Parrot and Olivier in America sounds like the title of a children's book, and there is indeed something irresistibly youthful about the zing and bounce of this picaresque tale spanning three continents. This is Peter Carey at his best: playful, extravagant, even rambling at times, yet fully in control. It is sometimes hard to know where these adventures are heading, yet they all finish up going somewhere meaningful and satisfying.

As with many of Carey's other works, there is a historical model – perhaps two – behind this extravaganza. It begins in France in the early years of the 19th century. Olivier de Garmont is the scion of two noble families, survivors of the Revolution and of the Terror of 1793, who have retreated to their chateau in Normandy while the vile Bonaparte reigns supreme. Olivier is a sensitive, sickly child – the servant girl Odile is often ordered to fetch the Chinese bowl filled with leeches – whose world seems to fall apart when he discovers an illustration in an old broadsheet of the execution of Louis XVI.
The swishing blade of the guillotine haunts every moment of his life. He comes to learn that many of his relatives – each represented by the carcass of a pigeon wrapped in paper – had fallen victim to that allegedly humane device.

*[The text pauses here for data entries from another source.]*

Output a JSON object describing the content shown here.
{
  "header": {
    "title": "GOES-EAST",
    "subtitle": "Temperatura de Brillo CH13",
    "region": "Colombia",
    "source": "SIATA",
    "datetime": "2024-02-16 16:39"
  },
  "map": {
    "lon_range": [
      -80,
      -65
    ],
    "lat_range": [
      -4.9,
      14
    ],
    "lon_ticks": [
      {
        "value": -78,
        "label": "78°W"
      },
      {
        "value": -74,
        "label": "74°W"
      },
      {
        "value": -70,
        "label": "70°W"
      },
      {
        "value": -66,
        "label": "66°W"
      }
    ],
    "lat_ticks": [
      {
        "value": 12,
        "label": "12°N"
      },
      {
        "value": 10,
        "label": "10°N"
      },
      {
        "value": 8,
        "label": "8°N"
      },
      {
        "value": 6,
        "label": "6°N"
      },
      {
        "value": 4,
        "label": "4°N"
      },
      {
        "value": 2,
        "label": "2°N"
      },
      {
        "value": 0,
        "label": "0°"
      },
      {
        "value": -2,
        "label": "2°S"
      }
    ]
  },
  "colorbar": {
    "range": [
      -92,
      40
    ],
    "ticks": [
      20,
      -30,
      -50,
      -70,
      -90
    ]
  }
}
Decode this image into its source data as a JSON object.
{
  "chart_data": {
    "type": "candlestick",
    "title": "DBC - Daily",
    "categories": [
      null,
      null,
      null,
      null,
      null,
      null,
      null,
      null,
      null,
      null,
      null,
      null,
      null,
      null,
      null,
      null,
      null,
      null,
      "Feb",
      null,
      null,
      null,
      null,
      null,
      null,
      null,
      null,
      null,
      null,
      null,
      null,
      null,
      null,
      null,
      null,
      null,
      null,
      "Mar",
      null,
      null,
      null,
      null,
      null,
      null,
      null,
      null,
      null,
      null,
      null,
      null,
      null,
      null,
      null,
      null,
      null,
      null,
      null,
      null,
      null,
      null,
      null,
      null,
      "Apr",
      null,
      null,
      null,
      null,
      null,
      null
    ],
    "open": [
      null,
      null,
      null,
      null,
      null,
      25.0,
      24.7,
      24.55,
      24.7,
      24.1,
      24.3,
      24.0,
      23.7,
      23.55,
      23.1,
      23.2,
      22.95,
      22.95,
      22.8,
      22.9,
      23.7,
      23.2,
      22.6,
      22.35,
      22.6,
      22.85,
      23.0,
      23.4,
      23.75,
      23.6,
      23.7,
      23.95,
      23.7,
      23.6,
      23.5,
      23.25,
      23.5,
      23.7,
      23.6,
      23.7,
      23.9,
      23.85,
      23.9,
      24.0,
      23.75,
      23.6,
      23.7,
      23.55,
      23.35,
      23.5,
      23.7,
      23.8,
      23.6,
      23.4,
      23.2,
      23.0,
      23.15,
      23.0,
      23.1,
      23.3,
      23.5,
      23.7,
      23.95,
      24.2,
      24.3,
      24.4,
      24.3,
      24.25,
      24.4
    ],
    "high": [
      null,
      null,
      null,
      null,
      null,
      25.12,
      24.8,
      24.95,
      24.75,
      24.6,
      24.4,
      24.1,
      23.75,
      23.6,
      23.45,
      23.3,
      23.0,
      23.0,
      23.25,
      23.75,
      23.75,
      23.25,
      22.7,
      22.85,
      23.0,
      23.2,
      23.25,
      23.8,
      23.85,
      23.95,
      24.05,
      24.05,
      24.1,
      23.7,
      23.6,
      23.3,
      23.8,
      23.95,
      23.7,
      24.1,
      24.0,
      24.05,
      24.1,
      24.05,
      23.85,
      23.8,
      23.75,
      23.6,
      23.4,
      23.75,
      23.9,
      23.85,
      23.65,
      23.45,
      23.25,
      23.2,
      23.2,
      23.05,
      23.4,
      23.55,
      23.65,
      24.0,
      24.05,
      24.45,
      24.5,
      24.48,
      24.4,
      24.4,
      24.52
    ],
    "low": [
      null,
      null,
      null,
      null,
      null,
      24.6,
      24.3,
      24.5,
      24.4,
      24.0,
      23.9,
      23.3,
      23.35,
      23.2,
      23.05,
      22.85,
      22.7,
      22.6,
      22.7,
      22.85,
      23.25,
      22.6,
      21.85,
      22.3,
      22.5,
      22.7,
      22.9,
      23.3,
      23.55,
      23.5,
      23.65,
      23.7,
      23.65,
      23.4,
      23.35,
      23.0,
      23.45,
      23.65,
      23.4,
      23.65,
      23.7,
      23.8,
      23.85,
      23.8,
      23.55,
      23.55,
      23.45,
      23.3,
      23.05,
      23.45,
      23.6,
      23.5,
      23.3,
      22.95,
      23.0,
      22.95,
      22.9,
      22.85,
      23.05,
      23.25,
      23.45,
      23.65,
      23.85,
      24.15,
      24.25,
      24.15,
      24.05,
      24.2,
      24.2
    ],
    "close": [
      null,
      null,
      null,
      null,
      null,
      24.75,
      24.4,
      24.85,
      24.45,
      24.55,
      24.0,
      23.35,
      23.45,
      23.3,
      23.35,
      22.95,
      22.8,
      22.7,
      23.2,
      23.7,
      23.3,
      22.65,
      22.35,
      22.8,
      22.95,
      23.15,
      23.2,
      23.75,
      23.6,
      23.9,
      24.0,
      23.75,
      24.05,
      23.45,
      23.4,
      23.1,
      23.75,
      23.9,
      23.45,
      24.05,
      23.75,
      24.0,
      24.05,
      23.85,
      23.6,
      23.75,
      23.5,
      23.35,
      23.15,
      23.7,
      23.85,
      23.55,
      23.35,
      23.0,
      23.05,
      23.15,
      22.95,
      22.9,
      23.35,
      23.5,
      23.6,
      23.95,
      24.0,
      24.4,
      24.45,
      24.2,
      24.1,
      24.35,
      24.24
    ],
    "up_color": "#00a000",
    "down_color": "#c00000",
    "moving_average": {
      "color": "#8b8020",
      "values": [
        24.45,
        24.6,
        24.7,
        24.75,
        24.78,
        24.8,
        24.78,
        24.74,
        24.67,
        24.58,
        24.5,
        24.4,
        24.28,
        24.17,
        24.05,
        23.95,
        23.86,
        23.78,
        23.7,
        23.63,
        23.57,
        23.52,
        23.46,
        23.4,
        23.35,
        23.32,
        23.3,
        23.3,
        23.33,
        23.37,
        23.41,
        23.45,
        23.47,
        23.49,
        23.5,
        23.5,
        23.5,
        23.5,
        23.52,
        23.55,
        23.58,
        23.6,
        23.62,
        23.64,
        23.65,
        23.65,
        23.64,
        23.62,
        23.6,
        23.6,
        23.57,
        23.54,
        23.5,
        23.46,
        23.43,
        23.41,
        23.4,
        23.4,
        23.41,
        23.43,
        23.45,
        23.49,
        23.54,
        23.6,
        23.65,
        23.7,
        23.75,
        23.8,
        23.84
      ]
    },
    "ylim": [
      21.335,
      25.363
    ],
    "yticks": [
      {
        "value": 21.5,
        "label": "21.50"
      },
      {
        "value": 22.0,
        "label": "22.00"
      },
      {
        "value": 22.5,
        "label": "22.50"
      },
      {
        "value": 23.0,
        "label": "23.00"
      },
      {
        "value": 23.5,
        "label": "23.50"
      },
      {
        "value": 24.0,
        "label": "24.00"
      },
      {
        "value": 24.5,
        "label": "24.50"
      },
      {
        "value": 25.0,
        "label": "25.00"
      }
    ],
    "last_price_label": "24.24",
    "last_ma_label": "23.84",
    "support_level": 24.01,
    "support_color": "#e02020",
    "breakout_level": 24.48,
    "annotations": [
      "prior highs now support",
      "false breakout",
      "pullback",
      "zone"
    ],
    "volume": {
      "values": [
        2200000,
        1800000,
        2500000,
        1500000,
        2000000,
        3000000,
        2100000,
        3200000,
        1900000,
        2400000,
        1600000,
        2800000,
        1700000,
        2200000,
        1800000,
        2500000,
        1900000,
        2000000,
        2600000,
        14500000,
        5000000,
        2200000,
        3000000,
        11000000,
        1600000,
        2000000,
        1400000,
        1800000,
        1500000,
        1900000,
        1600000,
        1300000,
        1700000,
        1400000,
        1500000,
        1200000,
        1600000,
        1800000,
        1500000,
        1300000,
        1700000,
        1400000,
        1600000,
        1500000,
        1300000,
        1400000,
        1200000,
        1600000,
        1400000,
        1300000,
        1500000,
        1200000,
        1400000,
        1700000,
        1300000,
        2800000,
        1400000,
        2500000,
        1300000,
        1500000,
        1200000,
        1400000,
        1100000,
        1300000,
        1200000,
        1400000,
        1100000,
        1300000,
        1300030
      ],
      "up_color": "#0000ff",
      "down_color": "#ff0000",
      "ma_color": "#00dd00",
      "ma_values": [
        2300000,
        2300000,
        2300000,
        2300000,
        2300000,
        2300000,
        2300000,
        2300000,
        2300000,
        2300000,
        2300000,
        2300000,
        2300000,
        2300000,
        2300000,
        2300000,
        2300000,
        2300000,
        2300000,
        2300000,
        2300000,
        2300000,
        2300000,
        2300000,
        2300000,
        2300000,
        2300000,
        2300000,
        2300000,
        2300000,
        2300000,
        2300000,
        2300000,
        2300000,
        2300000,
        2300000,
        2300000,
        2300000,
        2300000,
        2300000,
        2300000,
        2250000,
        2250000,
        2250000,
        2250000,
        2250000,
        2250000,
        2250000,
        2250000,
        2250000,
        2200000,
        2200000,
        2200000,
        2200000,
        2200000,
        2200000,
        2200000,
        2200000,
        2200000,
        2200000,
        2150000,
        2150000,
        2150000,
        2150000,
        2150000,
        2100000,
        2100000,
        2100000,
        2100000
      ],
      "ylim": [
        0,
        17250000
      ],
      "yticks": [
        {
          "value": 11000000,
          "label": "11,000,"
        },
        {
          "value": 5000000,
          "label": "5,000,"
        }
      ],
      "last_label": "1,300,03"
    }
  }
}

Time passes. When the monarchy is finally restored – after Bonaparte's second exile, to remote St Helena – Olivier's family finds itself scorned by the new order, despite their loyalty to the ancien régime during the darkest days of revolution and terror. Olivier, a lawyer in Versailles, falls under the influence of the historian François Guizot, a liberal and an opponent of the reactionary Charles X, whose overthrow in the July Revolution of 1830 Guizot helped engineer. The young lawyer is assailed by peril from all sides. His family decides to ship him off to America – ostensibly to study prison reform – to keep him out of harm's way.